The oldest coffee shop in this historic university city might seem like an unlikely place to hang out with one of the bright young things of the Indie music scene, but with his molasses smooth voice and cheeky humour, Charlie fits both worlds perfectly. As does InLight’s music. Which is why it makes sense that the band’s music is about to hit a wider audience courtesy of the film adaptation of Oxford author Phillip “His Dark Materials” Pulman’s novel The Butterfly Tattoo. The band’s song “Bridges” features not only in the film but on the soundtrack. “We saw an advert on MySpace for tracks that might suit the film,” Charlie explains. “We sent the producers Bridges, and they said yes.”

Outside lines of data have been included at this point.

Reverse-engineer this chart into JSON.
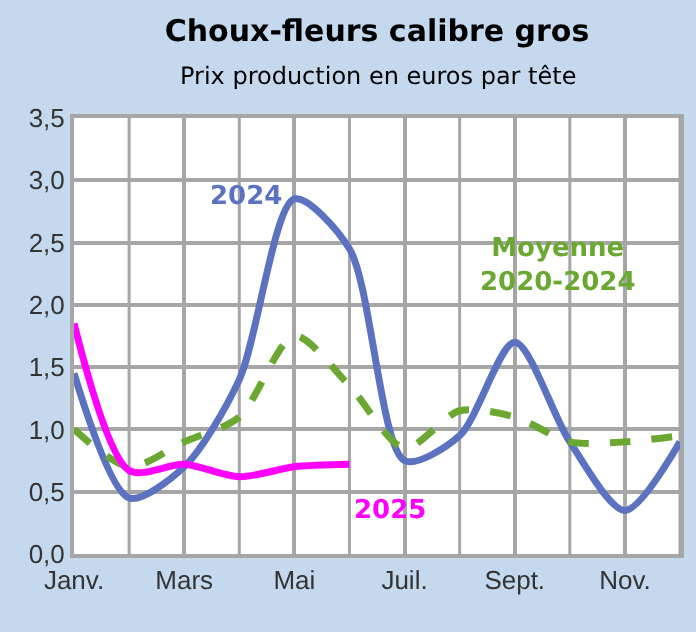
{
  "chart_data": {
    "type": "line",
    "title": "Choux-fleurs calibre gros",
    "subtitle": "Prix production en euros par tête",
    "categories": [
      "Janv.",
      null,
      "Mars",
      null,
      "Mai",
      null,
      "Juil.",
      null,
      "Sept.",
      null,
      "Nov.",
      null
    ],
    "series": [
      {
        "name": "2024",
        "color": "#5b72c0",
        "values": [
          1.45,
          0.45,
          0.7,
          1.4,
          2.85,
          2.45,
          0.75,
          0.95,
          1.7,
          0.9,
          0.35,
          0.9
        ]
      },
      {
        "name": "Moyenne 2020-2024",
        "color": "#6aa832",
        "line_style": "dashed",
        "values": [
          1.0,
          0.7,
          0.9,
          1.1,
          1.75,
          1.35,
          0.85,
          1.15,
          1.1,
          0.9,
          0.9,
          0.95
        ]
      },
      {
        "name": "2025",
        "color": "#ff00ff",
        "values": [
          1.85,
          0.67,
          0.72,
          0.62,
          0.7,
          0.72,
          null,
          null,
          null,
          null,
          null,
          null
        ]
      }
    ],
    "ylim": [
      0,
      3.5
    ],
    "yticks": [
      {
        "value": 0,
        "label": "0,0"
      },
      {
        "value": 0.5,
        "label": "0,5"
      },
      {
        "value": 1,
        "label": "1,0"
      },
      {
        "value": 1.5,
        "label": "1,5"
      },
      {
        "value": 2,
        "label": "2,0"
      },
      {
        "value": 2.5,
        "label": "2,5"
      },
      {
        "value": 3,
        "label": "3,0"
      },
      {
        "value": 3.5,
        "label": "3,5"
      }
    ],
    "grid": true,
    "legend": false,
    "marker": "none",
    "line_style": "solid"
  }
}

Exactly why InLight’s music has such a wide appeal is clear when I push Charlie on their influences. I ask him about “Disappear”, the track the band has just been working on, a song whose haunting lyrics and compelling hook remind me strangely of the writing of Haruki Murakami; a song I love so much I made it the star of a chapter in my current novel. “It probably doesn’t make any sense,” says Charlie, with his self-effacing charm, “but I was listening to Chopin, and I thought ‘I wonder how this would sound if it was done discobeat’.” It actually makes perfect sense, and it’s that range of influences that makes InLight’s music so interesting.

Charlie advertises himself on his twitter profile (he is so obsessed with the microblogging site the band has taken to teasing him about it during their sets) as a Beatles maniac. And that certainly comes through in our conversation (we talk for a while about what constitutes a band’s voice and he enthuses about the differences and similarities between Sergeant Pepper and Rubber soul; we talk about playing festivals by day or pubs by night and he exclaims it’s impossible to imagine Eleanor Rigby played live in the daylight).

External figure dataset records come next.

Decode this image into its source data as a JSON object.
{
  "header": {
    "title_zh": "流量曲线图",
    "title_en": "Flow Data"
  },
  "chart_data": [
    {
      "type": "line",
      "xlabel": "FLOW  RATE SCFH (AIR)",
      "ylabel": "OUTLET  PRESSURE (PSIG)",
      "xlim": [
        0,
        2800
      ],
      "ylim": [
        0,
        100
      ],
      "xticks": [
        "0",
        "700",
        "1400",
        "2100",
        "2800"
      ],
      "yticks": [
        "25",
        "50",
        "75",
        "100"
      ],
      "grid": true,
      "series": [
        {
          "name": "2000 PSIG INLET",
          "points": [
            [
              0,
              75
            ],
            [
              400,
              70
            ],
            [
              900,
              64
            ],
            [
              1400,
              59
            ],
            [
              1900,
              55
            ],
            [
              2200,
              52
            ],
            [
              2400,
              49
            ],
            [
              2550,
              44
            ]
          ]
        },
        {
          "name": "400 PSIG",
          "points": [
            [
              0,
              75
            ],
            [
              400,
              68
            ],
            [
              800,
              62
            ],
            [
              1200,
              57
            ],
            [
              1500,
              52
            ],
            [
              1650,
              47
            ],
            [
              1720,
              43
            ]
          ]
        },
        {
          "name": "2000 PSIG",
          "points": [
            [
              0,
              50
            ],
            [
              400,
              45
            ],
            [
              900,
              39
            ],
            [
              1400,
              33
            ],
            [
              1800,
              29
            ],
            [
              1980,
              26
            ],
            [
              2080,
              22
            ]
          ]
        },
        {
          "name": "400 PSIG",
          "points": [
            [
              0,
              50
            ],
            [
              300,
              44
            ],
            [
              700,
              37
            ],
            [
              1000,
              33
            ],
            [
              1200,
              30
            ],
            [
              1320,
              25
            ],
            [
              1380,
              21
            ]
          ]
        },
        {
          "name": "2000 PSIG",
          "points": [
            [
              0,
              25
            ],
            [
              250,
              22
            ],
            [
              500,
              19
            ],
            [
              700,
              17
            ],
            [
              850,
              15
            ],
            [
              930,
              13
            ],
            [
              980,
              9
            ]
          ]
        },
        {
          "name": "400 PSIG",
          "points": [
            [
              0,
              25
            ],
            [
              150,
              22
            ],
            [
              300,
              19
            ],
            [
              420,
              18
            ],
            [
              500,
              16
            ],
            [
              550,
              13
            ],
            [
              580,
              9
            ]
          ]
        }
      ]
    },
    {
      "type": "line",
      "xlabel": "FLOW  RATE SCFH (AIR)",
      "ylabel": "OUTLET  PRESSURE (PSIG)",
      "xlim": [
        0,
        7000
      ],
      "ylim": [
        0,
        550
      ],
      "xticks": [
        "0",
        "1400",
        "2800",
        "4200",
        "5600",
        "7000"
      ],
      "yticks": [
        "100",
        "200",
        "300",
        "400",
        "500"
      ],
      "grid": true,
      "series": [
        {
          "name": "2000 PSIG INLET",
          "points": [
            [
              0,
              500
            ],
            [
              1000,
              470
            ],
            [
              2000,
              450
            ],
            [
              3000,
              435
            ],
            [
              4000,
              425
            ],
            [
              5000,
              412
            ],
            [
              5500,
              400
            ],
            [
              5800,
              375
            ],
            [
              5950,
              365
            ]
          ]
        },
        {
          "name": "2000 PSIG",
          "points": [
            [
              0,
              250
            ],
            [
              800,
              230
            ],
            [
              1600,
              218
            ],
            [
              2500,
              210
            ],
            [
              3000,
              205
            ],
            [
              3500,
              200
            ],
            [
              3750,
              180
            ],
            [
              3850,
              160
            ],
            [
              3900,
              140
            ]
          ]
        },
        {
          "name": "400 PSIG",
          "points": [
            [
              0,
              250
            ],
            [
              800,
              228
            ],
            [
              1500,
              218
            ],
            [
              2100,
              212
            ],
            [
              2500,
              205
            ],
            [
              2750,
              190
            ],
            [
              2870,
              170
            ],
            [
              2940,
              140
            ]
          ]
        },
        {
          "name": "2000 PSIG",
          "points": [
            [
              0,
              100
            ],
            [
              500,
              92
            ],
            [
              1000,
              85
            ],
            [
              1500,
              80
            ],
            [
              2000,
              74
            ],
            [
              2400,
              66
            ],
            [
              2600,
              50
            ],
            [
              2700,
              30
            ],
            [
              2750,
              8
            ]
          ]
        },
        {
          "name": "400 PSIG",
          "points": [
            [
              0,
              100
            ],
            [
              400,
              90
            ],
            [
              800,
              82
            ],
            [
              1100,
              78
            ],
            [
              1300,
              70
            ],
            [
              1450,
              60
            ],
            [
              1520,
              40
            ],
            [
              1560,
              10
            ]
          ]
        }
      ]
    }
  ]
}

But what also comes through is the depth of the influence on his songwriting. Charlie’s grandfather, and his great grandfather were both concert pianists. “I grew up with that kind of music, so I’ve always been interested in music that’s about melody and orchestration.” That’s what explains the richness of the band’s sound, the repeated listening it stands up to. I point out this shows in their gigs, that he’s more at home playing keyboard than guitar. “You noticed,” he smiles, elaborating, “I play guitar because I’m in a band. I play keyboard because I love it.”

I first came across InLight when they supported The Boxer Rebellion at Oxford’s Bullingdon Arms. I loved their music, but I also loved their approach. “If you buy our CD,” they said, “we’ll draw you a customised cover for it.” What a wonderful idea, I thought, especially as I’d just started writing a book about iconic images and modern art. So I ordered a copy of their postcards CD (which they will happily ship, with hand-drawn cover, to the US), which duly arrived with a hand-drawn cover based on my book’s central image. What made them come up with such a great idea? Is one of the band an artist “We didn’t really know what to put on the cover,” Charlie laughs, “So Mike said why not draw them as the orders come in. Besides, it’s cheaper than getting a load printed.” Strange how romantic ideas can have such prosaic origins.

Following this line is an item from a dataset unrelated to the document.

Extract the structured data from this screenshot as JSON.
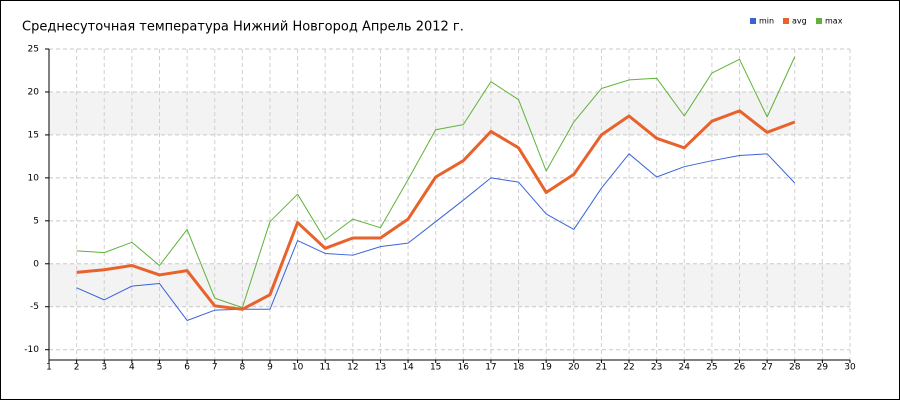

Eventually I broach the big question. The UK’s best unsigned band. Indie gods. Would InLight ever consider a label if the opportunity arose? I wait for the agonising and the despair at giving away freedom for the sake of paying the rent. “I’d love to be on Parlophone,” Charlie answers in a flash. “No, it’s more than that. I’ve always dreamed of being on Parlophone. The first record I ever played was one of my dad’s. I remember watching the Parlophone logo spinning round and round, and thinking one day…”

It’s a refreshing honesty. “Going it alone suits some bands,” he says. “But I think our sound suits the studio production values you get with a label.” It’s the same honesty he has about the band’s music. The breadth of influence, the classical overtones, and the fact I’d spent the afternoon listening to Pure Reason Revolution, lead me to ask the inevitable. Has the band ever thought about doing something a bit proggy? “Well I like Pink Floyd,” says Charlie. But that’s as far as it goes. “Our music’s commercial. It’s what suits us, and what we do best.”

And that sums up InLight more than anything else. This is a band that knows what it wants to do, and is happy doing it. And as long as they keep knocking out beautifully crafted, brilliantly orchestrated 4 minute masterpieces like Icarus and Disappear, it can’t be too long till the telephone rings.